The hall outside her room was cold, filled with a white glaring silence, menacingly quiet before it happened. Heavy breathing, a shout to push, a deep groan and then a deafening grunt, then a scream of pain. It’s been four hours since someone said it’s time to push.  How much longer before I break down the door? I rush this time to the nursing station. No one looks up. I tap a bell on the desk and ask where the doctor is.  “She’s with another woman and will be done soon.” 

“Not soon enough for room number 5”, I whisper, and turn away. I go back to the door and press my head against it to wait and listen. Another shout, “Push harder, harder!”  An explosion of sound, part straining, splitting muscles, part animal cry, part terrified child, my child, as another child tries to push its way into the world. The sobbing starts—is that my daughter or me?  Did I hear a baby cry? I did. I did hear a baby cry. I fall backwards when Jesse’s nurse pushes back the door and rushes out. Panic fills her face, not joy or pride of a job well done. I almost trip her before slams the door again and starts running down the hall. I don’t run after her. I don’t call out for help. I don’t immediately burst through the once-again closed door. Erik, Jesse, and new Bennett are behind the door. The air goes heavy with a sickening frozen silence. Then I hear a man’s wailing, “Nooooooooo!” and dreaded silence once again. 
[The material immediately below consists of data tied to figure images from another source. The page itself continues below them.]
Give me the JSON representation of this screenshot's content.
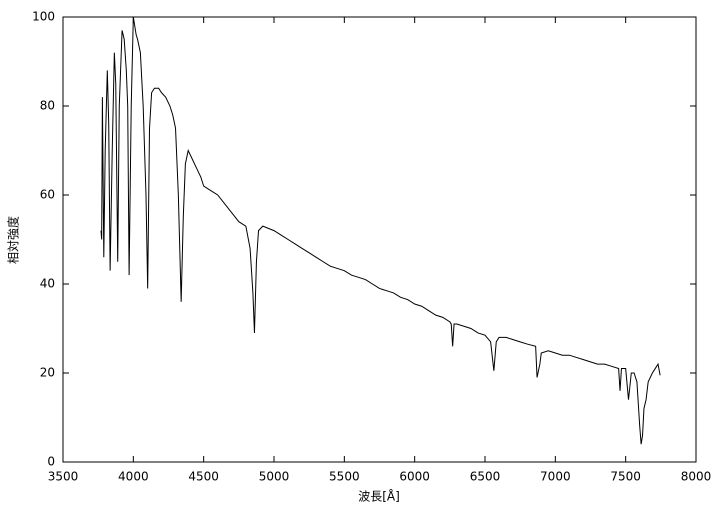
{
  "chart_data": {
    "type": "line",
    "xlabel": "波長[Å]",
    "ylabel": "相対強度",
    "color": "#000000",
    "x": [
      3770,
      3775,
      3780,
      3790,
      3800,
      3815,
      3825,
      3835,
      3850,
      3865,
      3875,
      3889,
      3900,
      3920,
      3935,
      3950,
      3960,
      3970,
      3985,
      4000,
      4010,
      4020,
      4030,
      4050,
      4070,
      4090,
      4102,
      4115,
      4130,
      4150,
      4180,
      4200,
      4230,
      4260,
      4280,
      4300,
      4320,
      4340,
      4355,
      4370,
      4390,
      4420,
      4450,
      4480,
      4500,
      4550,
      4600,
      4650,
      4700,
      4750,
      4800,
      4830,
      4850,
      4861,
      4875,
      4890,
      4920,
      4960,
      5000,
      5050,
      5100,
      5150,
      5200,
      5250,
      5300,
      5350,
      5400,
      5450,
      5500,
      5550,
      5600,
      5650,
      5700,
      5750,
      5800,
      5850,
      5900,
      5950,
      6000,
      6050,
      6100,
      6150,
      6200,
      6250,
      6260,
      6270,
      6280,
      6300,
      6350,
      6400,
      6450,
      6500,
      6540,
      6563,
      6580,
      6600,
      6650,
      6700,
      6750,
      6800,
      6860,
      6870,
      6890,
      6900,
      6950,
      7000,
      7050,
      7100,
      7150,
      7200,
      7250,
      7300,
      7350,
      7400,
      7450,
      7460,
      7470,
      7500,
      7520,
      7540,
      7560,
      7580,
      7600,
      7610,
      7620,
      7630,
      7645,
      7660,
      7690,
      7710,
      7730,
      7745
    ],
    "values": [
      52,
      50,
      82,
      46,
      70,
      88,
      76,
      43,
      70,
      92,
      85,
      45,
      80,
      97,
      95,
      88,
      80,
      42,
      80,
      100,
      98,
      96,
      95,
      92,
      80,
      60,
      39,
      75,
      83,
      84,
      84,
      83,
      82,
      80,
      78,
      75,
      60,
      36,
      55,
      67,
      70,
      68,
      66,
      64,
      62,
      61,
      60,
      58,
      56,
      54,
      53,
      48,
      38,
      29,
      45,
      52,
      53,
      52.5,
      52,
      51,
      50,
      49,
      48,
      47,
      46,
      45,
      44,
      43.5,
      43,
      42,
      41.5,
      41,
      40,
      39,
      38.5,
      38,
      37,
      36.5,
      35.5,
      35,
      34,
      33,
      32.5,
      31.5,
      31,
      26,
      31,
      31,
      30.5,
      30,
      29,
      28.5,
      27,
      20.5,
      27,
      28,
      28,
      27.5,
      27,
      26.5,
      26,
      19,
      22,
      24.5,
      25,
      24.5,
      24,
      24,
      23.5,
      23,
      22.5,
      22,
      22,
      21.5,
      21,
      16,
      21,
      21,
      14,
      20,
      20,
      18,
      8,
      4,
      6,
      12,
      14,
      18,
      20,
      21,
      22,
      19.5
    ],
    "xlim": [
      3500,
      8000
    ],
    "xticks": [
      3500,
      4000,
      4500,
      5000,
      5500,
      6000,
      6500,
      7000,
      7500,
      8000
    ],
    "ylim": [
      0,
      100
    ],
    "yticks": [
      0,
      20,
      40,
      60,
      80,
      100
    ]
  }
}
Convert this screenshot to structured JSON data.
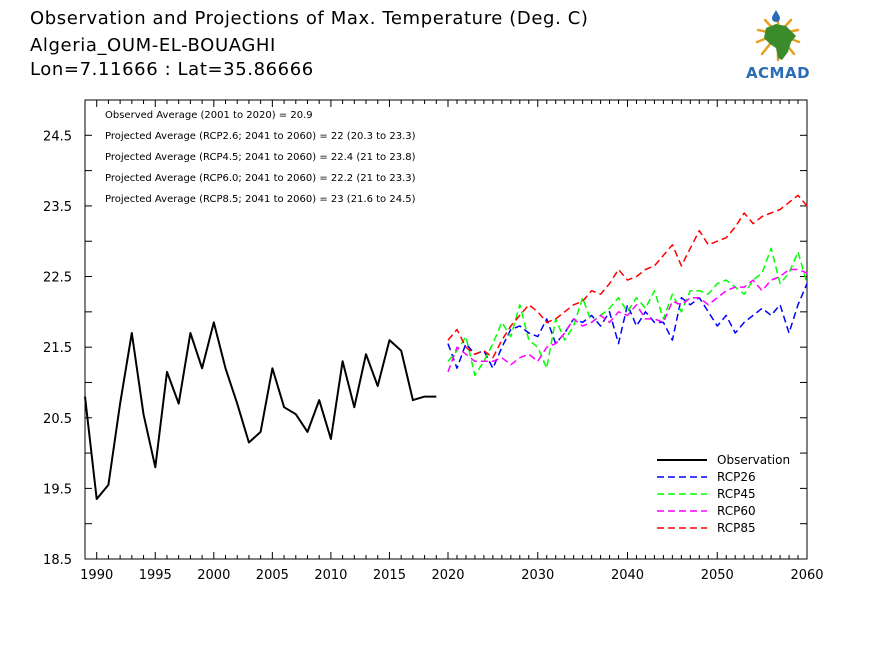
{
  "header": {
    "line1": "Observation and Projections of Max. Temperature (Deg. C)",
    "line2": "Algeria_OUM-EL-BOUAGHI",
    "line3": "Lon=7.11666 : Lat=35.86666"
  },
  "logo": {
    "text": "ACMAD"
  },
  "chart_data": {
    "type": "line",
    "xlim": [
      1989,
      2060
    ],
    "ylim": [
      18.5,
      25.0
    ],
    "x_ticks": [
      1990,
      1995,
      2000,
      2005,
      2010,
      2015,
      2020,
      2030,
      2040,
      2050,
      2060
    ],
    "x_tick_labels": [
      "1990",
      "1995",
      "2000",
      "2005",
      "2010",
      "2015",
      "2020",
      "2030",
      "2040",
      "2050",
      "2060"
    ],
    "y_ticks": [
      18.5,
      19.5,
      20.5,
      21.5,
      22.5,
      23.5,
      24.5
    ],
    "y_tick_labels": [
      "18.5",
      "19.5",
      "20.5",
      "21.5",
      "22.5",
      "23.5",
      "24.5"
    ],
    "annotations": [
      "Observed Average (2001 to 2020) = 20.9",
      "Projected Average (RCP2.6; 2041 to 2060) = 22 (20.3 to 23.3)",
      "Projected Average (RCP4.5; 2041 to 2060) = 22.4 (21 to 23.8)",
      "Projected Average (RCP6.0; 2041 to 2060) = 22.2 (21 to 23.3)",
      "Projected Average (RCP8.5; 2041 to 2060) = 23 (21.6 to 24.5)"
    ],
    "legend_position": "bottom-right",
    "series": [
      {
        "name": "Observation",
        "color": "#000000",
        "dash": false,
        "x": [
          1989,
          1990,
          1991,
          1992,
          1993,
          1994,
          1995,
          1996,
          1997,
          1998,
          1999,
          2000,
          2001,
          2002,
          2003,
          2004,
          2005,
          2006,
          2007,
          2008,
          2009,
          2010,
          2011,
          2012,
          2013,
          2014,
          2015,
          2016,
          2017,
          2018,
          2019
        ],
        "y": [
          20.8,
          19.35,
          19.55,
          20.7,
          21.7,
          20.55,
          19.8,
          21.15,
          20.7,
          21.7,
          21.2,
          21.85,
          21.2,
          20.7,
          20.15,
          20.3,
          21.2,
          20.65,
          20.55,
          20.3,
          20.75,
          20.2,
          21.3,
          20.65,
          21.4,
          20.95,
          21.6,
          21.45,
          20.75,
          20.8,
          20.8
        ]
      },
      {
        "name": "RCP26",
        "color": "#0000ff",
        "dash": true,
        "x": [
          2020,
          2021,
          2022,
          2023,
          2024,
          2025,
          2026,
          2027,
          2028,
          2029,
          2030,
          2031,
          2032,
          2033,
          2034,
          2035,
          2036,
          2037,
          2038,
          2039,
          2040,
          2041,
          2042,
          2043,
          2044,
          2045,
          2046,
          2047,
          2048,
          2049,
          2050,
          2051,
          2052,
          2053,
          2054,
          2055,
          2056,
          2057,
          2058,
          2059,
          2060
        ],
        "y": [
          21.55,
          21.2,
          21.55,
          21.4,
          21.45,
          21.2,
          21.5,
          21.75,
          21.8,
          21.7,
          21.65,
          21.9,
          21.55,
          21.7,
          21.9,
          21.85,
          21.95,
          21.8,
          22.0,
          21.55,
          22.1,
          21.8,
          22.0,
          21.85,
          21.85,
          21.6,
          22.2,
          22.1,
          22.2,
          22.0,
          21.8,
          21.95,
          21.7,
          21.85,
          21.95,
          22.05,
          21.95,
          22.1,
          21.7,
          22.1,
          22.4
        ]
      },
      {
        "name": "RCP45",
        "color": "#00ff00",
        "dash": true,
        "x": [
          2020,
          2021,
          2022,
          2023,
          2024,
          2025,
          2026,
          2027,
          2028,
          2029,
          2030,
          2031,
          2032,
          2033,
          2034,
          2035,
          2036,
          2037,
          2038,
          2039,
          2040,
          2041,
          2042,
          2043,
          2044,
          2045,
          2046,
          2047,
          2048,
          2049,
          2050,
          2051,
          2052,
          2053,
          2054,
          2055,
          2056,
          2057,
          2058,
          2059,
          2060
        ],
        "y": [
          21.3,
          21.45,
          21.65,
          21.1,
          21.3,
          21.55,
          21.85,
          21.65,
          22.1,
          21.6,
          21.5,
          21.2,
          21.9,
          21.6,
          21.8,
          22.2,
          21.85,
          21.95,
          22.05,
          22.2,
          22.0,
          22.2,
          22.05,
          22.3,
          21.9,
          22.25,
          22.0,
          22.3,
          22.3,
          22.25,
          22.4,
          22.45,
          22.35,
          22.25,
          22.45,
          22.55,
          22.9,
          22.4,
          22.55,
          22.85,
          22.4
        ]
      },
      {
        "name": "RCP60",
        "color": "#ff00ff",
        "dash": true,
        "x": [
          2020,
          2021,
          2022,
          2023,
          2024,
          2025,
          2026,
          2027,
          2028,
          2029,
          2030,
          2031,
          2032,
          2033,
          2034,
          2035,
          2036,
          2037,
          2038,
          2039,
          2040,
          2041,
          2042,
          2043,
          2044,
          2045,
          2046,
          2047,
          2048,
          2049,
          2050,
          2051,
          2052,
          2053,
          2054,
          2055,
          2056,
          2057,
          2058,
          2059,
          2060
        ],
        "y": [
          21.15,
          21.5,
          21.4,
          21.3,
          21.3,
          21.3,
          21.35,
          21.25,
          21.35,
          21.4,
          21.3,
          21.5,
          21.55,
          21.7,
          21.9,
          21.8,
          21.85,
          21.95,
          21.85,
          22.0,
          21.95,
          22.1,
          21.9,
          21.9,
          21.85,
          22.15,
          22.1,
          22.2,
          22.2,
          22.1,
          22.2,
          22.3,
          22.35,
          22.35,
          22.45,
          22.3,
          22.45,
          22.5,
          22.6,
          22.6,
          22.55
        ]
      },
      {
        "name": "RCP85",
        "color": "#ff0000",
        "dash": true,
        "x": [
          2020,
          2021,
          2022,
          2023,
          2024,
          2025,
          2026,
          2027,
          2028,
          2029,
          2030,
          2031,
          2032,
          2033,
          2034,
          2035,
          2036,
          2037,
          2038,
          2039,
          2040,
          2041,
          2042,
          2043,
          2044,
          2045,
          2046,
          2047,
          2048,
          2049,
          2050,
          2051,
          2052,
          2053,
          2054,
          2055,
          2056,
          2057,
          2058,
          2059,
          2060
        ],
        "y": [
          21.6,
          21.75,
          21.5,
          21.4,
          21.45,
          21.35,
          21.6,
          21.8,
          21.95,
          22.1,
          22.0,
          21.85,
          21.9,
          22.0,
          22.1,
          22.15,
          22.3,
          22.25,
          22.4,
          22.6,
          22.45,
          22.5,
          22.6,
          22.65,
          22.8,
          22.95,
          22.65,
          22.9,
          23.15,
          22.95,
          23.0,
          23.05,
          23.2,
          23.4,
          23.25,
          23.35,
          23.4,
          23.45,
          23.55,
          23.65,
          23.5
        ]
      }
    ]
  }
}
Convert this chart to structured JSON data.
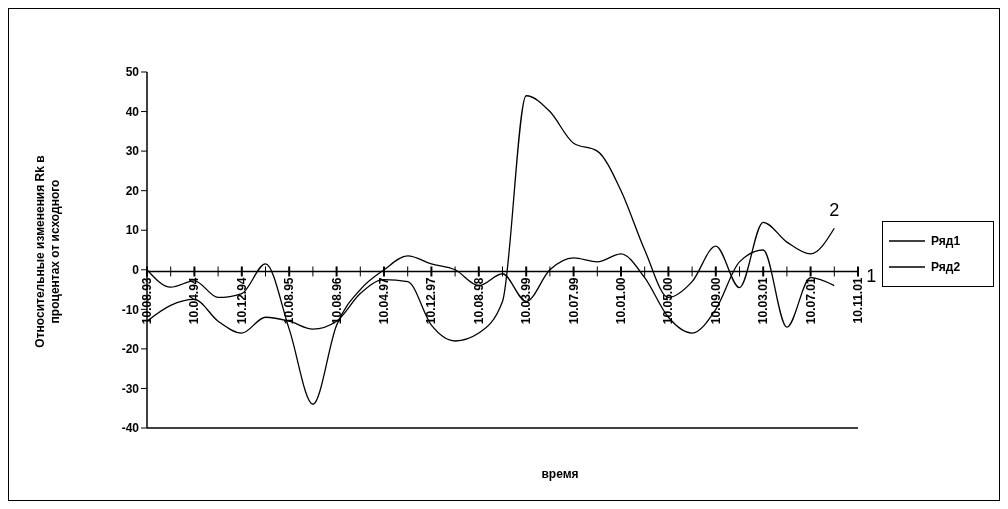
{
  "chart_data": {
    "type": "line",
    "xlabel": "время",
    "ylabel": "Относительные изменения Rk в процентах от исходного",
    "categories": [
      "10.08.93",
      null,
      "10.04.94",
      null,
      "10.12.94",
      null,
      "10.08.95",
      null,
      "10.08.96",
      null,
      "10.04.97",
      null,
      "10.12.97",
      null,
      "10.08.98",
      null,
      "10.03.99",
      null,
      "10.07.99",
      null,
      "10.01.00",
      null,
      "10.05.00",
      null,
      "10.09.00",
      null,
      "10.03.01",
      null,
      "10.07.01",
      null,
      "10.11.01"
    ],
    "series": [
      {
        "name": "Ряд1",
        "color": "#000000",
        "values": [
          0,
          -4.4,
          -2.8,
          -7,
          -6,
          1.5,
          -15,
          -34,
          -14,
          -5,
          0,
          3.5,
          1.5,
          0,
          -4,
          -1,
          -8,
          0,
          3,
          2,
          4,
          -2,
          -12,
          -16,
          -10,
          2,
          5,
          -14.5,
          -2,
          -4,
          null
        ]
      },
      {
        "name": "Ряд2",
        "color": "#000000",
        "values": [
          -13,
          -9,
          -7.5,
          -13,
          -16,
          -12,
          -13,
          -15,
          -13,
          -6,
          -2.5,
          -3,
          -14,
          -18,
          -16,
          -8,
          44,
          40,
          32,
          30,
          20,
          5,
          -7,
          -3,
          6,
          -4.5,
          12,
          7,
          4,
          10.5,
          null
        ]
      }
    ],
    "annotations": [
      "1",
      "2"
    ],
    "ylim": [
      -40,
      50
    ],
    "yticks": [
      -40,
      -30,
      -20,
      -10,
      0,
      10,
      20,
      30,
      40,
      50
    ],
    "legend": "right",
    "marker": "none",
    "line_style": "solid"
  }
}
As Eir, goddess of medicine and mercy, undaunted and unstoppable, I’d break through this door, break through the silence and the pain, scream my eagle-like battle cry, scoop up my bleeding, broken daughter and her beautiful baby in my arms and soar on phoenix wings out through the window, toward the warmth of a rising sun, on soft breezes sailing over the cityscape, to a safe, warm nest of my making, tending to Jesse as I do now but with methods and medicines beyond the scope of mere mortals to heal her torn muscles, repair the destroyed walls between here and there, and restore her bruised happiness and betrayed trust. Not months and a year, but hours or a day pass before we glide back whole and well to earth and home. Sweet baby b would snuggle in her mother’s arms, not mine, at night and early morning when she cries for mama’s milk, for mama’s touch. Jesse would welcome friends to see her miracle, her marvelous Bennett, not hide in the dark, ashen face afraid of her uncertain future, without the strength to raise her head. Cheeks on mother like child would bloom with rosy softness, not pale at every piercing memory and pain. Jesse would stroll to this very coffee shop proud and pleased, meet me with her pink bundled Bennett, and greet me with her ringing laughter and a kiss, not cringe and worry that she’d never walk out into the light as a whole person ever again. She’d walk through this door full of life and hope.  We’d talk about that wondrous night when things went wrong, but were put right because I was brave and strong.